For further information www.laserscope.com

The Successful Application of the Holmium Laser for
Urological Procedures

Raji Kooner. St Vincent's Hospital, Darlinghurst, Sydney.

Introduction:  The Holmium laser, with its coagulative and cutting qualities, has uses in a variety of urological procedures.

Aim: To assess the use and success of the Holmium laser at a single institution by one surgeon.

Method: Data prospectively collected from Aug 1999 to Aug 2004. All laser cases were logged. The rate and energy were individualised to each case.

Results: 145 laser prostate treatments were performed. These required no transfusions, and incurred no secondary bleeds, TUR syndrome or incontinence. There were 2 bladder neck contractures and 2 cases of prolonged urgency. Anticoagulated patients were included.

The Holmium laser was also applied in 182 cases of ureteroscopy and pyeloscopy for the fragmentation and total removal of both ureteric and renal stones (in cases unsuitable for ESWL, cysteine stones, coagulopathy, solitary kidneys and large uric acid stones). There were no ureteric injuries or conversions to open operations in all 182 cases. Two failures were managed with laparoscopic removal of the stone and removal via partial nephrectomy respectively.

11 patients underwent vaporisation for large bladder stones.

13 cases of PUJ obstruction and 7 ureteric and anastomotic strictures( ureteric reimplantation-2, ileal conduit-2, neobladder-1, ureteric stricture-2) were performed. The Holmium laser was further applied in 2 bladder tumours (in frail patients utilizing flexible cystoscope), 3 anticoagulated patients with urethral strictures, 3 ureteric tumours, 1 case of penile warts, 1 partial nephrectomy and 1 encrusted urethral stent.
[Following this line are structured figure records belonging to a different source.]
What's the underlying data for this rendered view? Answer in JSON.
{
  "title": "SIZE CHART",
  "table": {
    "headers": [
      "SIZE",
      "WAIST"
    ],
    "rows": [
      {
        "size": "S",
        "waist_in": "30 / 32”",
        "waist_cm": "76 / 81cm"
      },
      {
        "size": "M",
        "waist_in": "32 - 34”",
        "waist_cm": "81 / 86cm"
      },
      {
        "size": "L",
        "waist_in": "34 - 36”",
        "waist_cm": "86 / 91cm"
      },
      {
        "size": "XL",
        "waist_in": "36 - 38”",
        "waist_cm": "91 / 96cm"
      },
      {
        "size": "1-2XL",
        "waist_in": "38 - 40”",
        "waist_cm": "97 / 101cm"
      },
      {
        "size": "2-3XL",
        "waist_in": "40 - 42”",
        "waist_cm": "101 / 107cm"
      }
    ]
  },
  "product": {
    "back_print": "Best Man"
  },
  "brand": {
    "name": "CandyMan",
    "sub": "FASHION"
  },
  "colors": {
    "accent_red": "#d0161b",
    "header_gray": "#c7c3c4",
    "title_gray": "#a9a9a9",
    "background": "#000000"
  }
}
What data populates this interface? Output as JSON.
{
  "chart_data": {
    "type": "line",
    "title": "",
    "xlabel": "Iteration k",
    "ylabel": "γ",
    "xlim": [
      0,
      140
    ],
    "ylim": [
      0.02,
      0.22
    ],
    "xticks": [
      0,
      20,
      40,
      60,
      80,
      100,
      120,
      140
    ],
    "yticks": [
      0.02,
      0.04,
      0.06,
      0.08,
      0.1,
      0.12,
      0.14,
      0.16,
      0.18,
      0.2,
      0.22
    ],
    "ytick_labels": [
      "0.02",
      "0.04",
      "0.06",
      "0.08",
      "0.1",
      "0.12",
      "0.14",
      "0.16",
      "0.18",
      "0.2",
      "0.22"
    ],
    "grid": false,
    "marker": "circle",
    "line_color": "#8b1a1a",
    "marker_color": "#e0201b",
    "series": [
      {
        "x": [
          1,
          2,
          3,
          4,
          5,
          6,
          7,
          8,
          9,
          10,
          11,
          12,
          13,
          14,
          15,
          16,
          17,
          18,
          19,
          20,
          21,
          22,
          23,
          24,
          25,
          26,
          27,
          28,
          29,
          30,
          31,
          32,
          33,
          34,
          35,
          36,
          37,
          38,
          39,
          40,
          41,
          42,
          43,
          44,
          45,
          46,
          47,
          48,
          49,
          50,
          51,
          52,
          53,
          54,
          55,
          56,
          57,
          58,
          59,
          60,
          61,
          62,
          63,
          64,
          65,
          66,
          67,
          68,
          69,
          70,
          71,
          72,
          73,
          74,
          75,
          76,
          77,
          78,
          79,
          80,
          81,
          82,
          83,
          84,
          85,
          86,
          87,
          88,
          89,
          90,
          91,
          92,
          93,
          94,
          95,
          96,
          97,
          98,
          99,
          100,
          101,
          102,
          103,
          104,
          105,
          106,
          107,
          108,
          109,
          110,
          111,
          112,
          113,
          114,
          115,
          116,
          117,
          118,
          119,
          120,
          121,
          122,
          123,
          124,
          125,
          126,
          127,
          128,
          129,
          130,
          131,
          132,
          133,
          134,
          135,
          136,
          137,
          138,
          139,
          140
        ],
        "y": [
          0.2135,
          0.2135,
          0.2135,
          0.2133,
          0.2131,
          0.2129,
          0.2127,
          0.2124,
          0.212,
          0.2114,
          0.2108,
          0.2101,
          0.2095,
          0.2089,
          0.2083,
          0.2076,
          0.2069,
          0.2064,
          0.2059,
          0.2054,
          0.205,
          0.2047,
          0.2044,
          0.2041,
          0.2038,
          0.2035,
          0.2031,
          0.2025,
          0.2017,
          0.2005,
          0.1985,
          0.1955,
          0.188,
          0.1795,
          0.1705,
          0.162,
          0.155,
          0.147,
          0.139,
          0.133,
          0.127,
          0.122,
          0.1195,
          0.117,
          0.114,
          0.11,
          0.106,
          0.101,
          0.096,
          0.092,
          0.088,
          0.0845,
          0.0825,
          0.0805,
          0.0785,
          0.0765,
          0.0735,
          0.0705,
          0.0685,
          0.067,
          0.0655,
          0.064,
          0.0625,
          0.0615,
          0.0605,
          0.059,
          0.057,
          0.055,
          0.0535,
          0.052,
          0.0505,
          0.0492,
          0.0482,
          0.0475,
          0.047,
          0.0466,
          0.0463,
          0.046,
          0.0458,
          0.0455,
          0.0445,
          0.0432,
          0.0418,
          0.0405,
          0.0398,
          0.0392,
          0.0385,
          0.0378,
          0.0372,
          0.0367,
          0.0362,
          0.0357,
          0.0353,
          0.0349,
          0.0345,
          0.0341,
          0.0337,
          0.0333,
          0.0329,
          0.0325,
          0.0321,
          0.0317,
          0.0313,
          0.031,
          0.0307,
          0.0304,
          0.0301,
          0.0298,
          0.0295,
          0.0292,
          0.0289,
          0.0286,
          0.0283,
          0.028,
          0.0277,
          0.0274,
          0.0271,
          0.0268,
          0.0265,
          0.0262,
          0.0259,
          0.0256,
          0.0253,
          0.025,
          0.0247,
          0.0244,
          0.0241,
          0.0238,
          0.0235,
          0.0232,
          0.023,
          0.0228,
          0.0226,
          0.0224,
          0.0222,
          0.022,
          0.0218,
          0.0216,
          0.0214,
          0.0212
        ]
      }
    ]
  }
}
Conclusion: The Holmium laser can be used successfully in a variety of conditions. It is a precise and versatile urological tool that provides excellent haemostasis rendering it especially useful in anticoagulated patients. Patients with BPH, ureteric and renal stones should be offered this option. The Holmium laser is also ideal for ureteric anastomotic or congenital strictures and has new use in the treatment of large bladder stones.